Be well, do good work, and keep in touch
Maybe it takes my Midwestern roots being raised in Wisconsin just across the Mississippi from the Lutherans in Minnesota to have a fondness for Garrison Keillor and what he stands for.
Garrison’s got a good one in an article in Salon on the value of hard work that our parents instilled in us.
…Work is a blessing. There is enough passivity and mediocrity in the world without us adding to it. Work, for the night is coming; pull your weight, do your job.
The good people I come from were graduates of the College of the Crash, class of 1929. They valued hard work and persistence. They enjoyed their coffee breaks, not the $3.50 kind with froth and a shot of caramel, which would be sort of spendy for them, but the kind where the waitress brings around the glass carafe and says, ‘Let me warm that up for you.’ It was the work around the break that gave the break its sweetness, not the coffee.
Of course one rebelled against this. You saw your dad collapse in his chair after supper and fall asleep reading the paper, and be awakened by your mother to go to bed, and you said to yourself, ‘My life will be different. I will think, I will read books.’……

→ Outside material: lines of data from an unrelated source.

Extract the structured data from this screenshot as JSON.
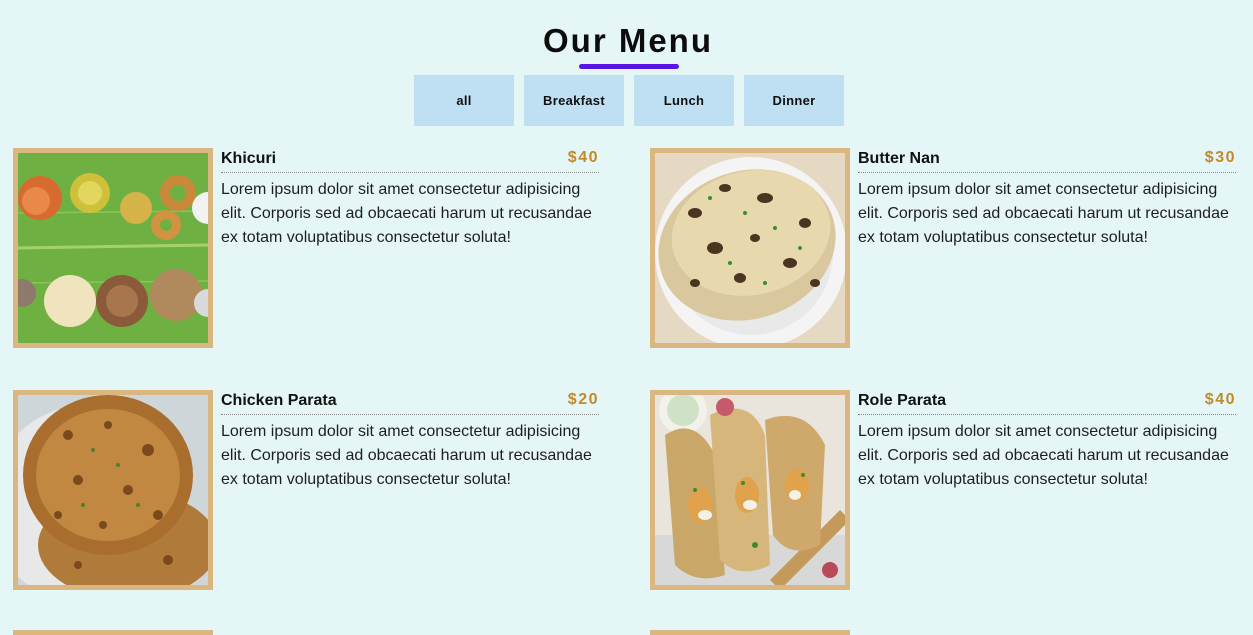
{
  "header": {
    "title": "Our Menu"
  },
  "filters": [
    {
      "label": "all"
    },
    {
      "label": "Breakfast"
    },
    {
      "label": "Lunch"
    },
    {
      "label": "Dinner"
    }
  ],
  "menu_items": [
    {
      "name": "Khicuri",
      "price": "$40",
      "description": "Lorem ipsum dolor sit amet consectetur adipisicing elit. Corporis sed ad obcaecati harum ut recusandae ex totam voluptatibus consectetur soluta!"
    },
    {
      "name": "Butter Nan",
      "price": "$30",
      "description": "Lorem ipsum dolor sit amet consectetur adipisicing elit. Corporis sed ad obcaecati harum ut recusandae ex totam voluptatibus consectetur soluta!"
    },
    {
      "name": "Chicken Parata",
      "price": "$20",
      "description": "Lorem ipsum dolor sit amet consectetur adipisicing elit. Corporis sed ad obcaecati harum ut recusandae ex totam voluptatibus consectetur soluta!"
    },
    {
      "name": "Role Parata",
      "price": "$40",
      "description": "Lorem ipsum dolor sit amet consectetur adipisicing elit. Corporis sed ad obcaecati harum ut recusandae ex totam voluptatibus consectetur soluta!"
    }
  ],
  "colors": {
    "background": "#e4f6f5",
    "accent_underline": "#5a14e8",
    "filter_button": "#bfe0f3",
    "price": "#c28a2c",
    "photo_border": "#dab680"
  }
}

So you read books and thought big thoughts and sought a different life, and you achieved it, if you did, by virtue of the very qualities you rebelled against that your dad instilled in you. He may not have hugged you or encouraged your fantasy life, but he taught you to buckle down and attend to business and to thrive on it. It was this persistence that enabled you to become the self-absorbed romantic you are today. And now here you are in your pre-geriatric years, drinking $3.50 coffee and worrying about how to bring up your children.
Need more on the wisdom we exchange between parent and child? Check out Dave Winer’s ‘Teach Your Children‘ post with Graham Nash’s lyrics.
As Garrison ends his daily notes, ‘Be well, do good work, and keep in touch.’